STF: We’ve seen just about every iteration of how a season can go for a Calipari team over the past few years. If you’re a Kentucky fan, are you willing to take the years where things just don’t gel if you still have that puncher’s chance to win it all every year?
CK: Have you been around any Kentucky fans? You don’t even need me to answer that. Are you getting a mixed reaction on that?
STF: (laughing) No, but nobody wants to go to the NIT and lose a game in Moon Township. But, yeah, if they can get more titles, I guess they’ll take it.
CK: They’re pretty crazy anyway, as a group. I mean, I love ‘em, but they are not always rational or objective. You can give them any number of places on that continuum. But I think the vast majority of them would say ‘hey, if we have a chance to get the whole enchilada…’ even if there’s the occasional NIT, most would probably be OK with that.
STF: Kevin Ollie is a bit of a mystery. He came in without coaching experience and yet here he is in the Final Four. Has he learned that much in a short amount of time, or is he lucky that he got to hold onto some of the experienced players from the Calhoun era?

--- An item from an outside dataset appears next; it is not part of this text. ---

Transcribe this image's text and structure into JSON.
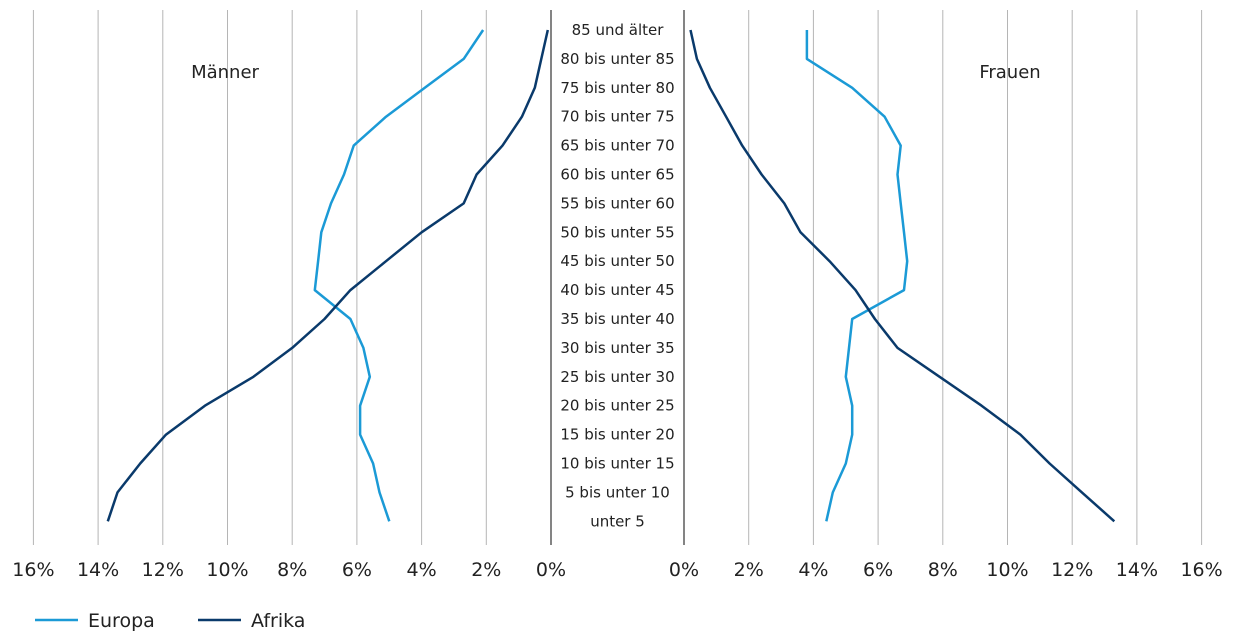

CK: It’s a mixture, but if you know Kevin Ollie or been around him like I have - he played for the Pacers for a while and I worked for the Pacers after being a player there in the early 80s - you know his resume as a player. Never really a star, but always a valuable component on every team he played with because of his character, his work ethic and his IQ. That’s what makes him successful as a coach. He’s at his alma mater with the support and encouragement of Jim Calhoun.
Still, it’s surprising that he’s in a Final Four in just his second season, but for any of us who have been around him, I don’t think there was any doubt that he’d be successful. I’m not surprised. It might be a little premature in terms of the timeline, but the ingredients for his success were never in question in my mind.
STF: If Billy Donovan wins a third title, is he in line to be the Coach K of Gainesville?
CK: Oh yeah, even if he doesn’t win it. He’s already proven it over time. He’s the next face of college basketball. You have Roy Williams, Coach K, Jim Boeheim and Tom Izzo in that top group right now, and in that next group there’s Billy Donovan, Bill Self, Thad Matta and guys of that caliber. That’s the next group. In fact, Billy’s Hall of Fame worthy right now. He’ll be one of the guys on Mt. Rushmore, if you will, for the next period of time. Whether he wins it or not.
STF: Do you think Bo Ryan has been underrated as a coach?
CK: It’s hard to give everybody the billing and the attention they deserve. Sometimes people get overlooked for whatever reason. But we all know Bo has been terrific. He’s hard to play for, apparently, but he develops guys and helps them get better, and his teams do things the right way. I have the utmost respect and admiration for him. I don’t know if there’s a coach in the Final Four that the basketball community is more happy for than Bo Ryan.
STF: What are the ramifications for the Capital One Cup standings after this weekend?
CK: There’s 60 points at stake for the national champion that emerges on Monday. The Capital One Cup rewards the top Division I men’s and women’s athletic programs based on points accumulated through the fall, winter and spring seasons. It rewards top ten finishes in 19 men’s sports and 20 women’s sports.
Florida is in the best position on the men’s side with the national championship in a couple of days to catapult to the top of the Capital One Cup standings. They’d be primed to win their third cup in four years. They’d have the Capital One Cup trophy, the national championship and a combined $400,000 in student scholarship money. The women’s winning athletic program gets that as well.
STF: I appreciate your time as always, and hope you enjoy the weekend!
CK: Yep, looking forward to it. Thanks a lot, Eric.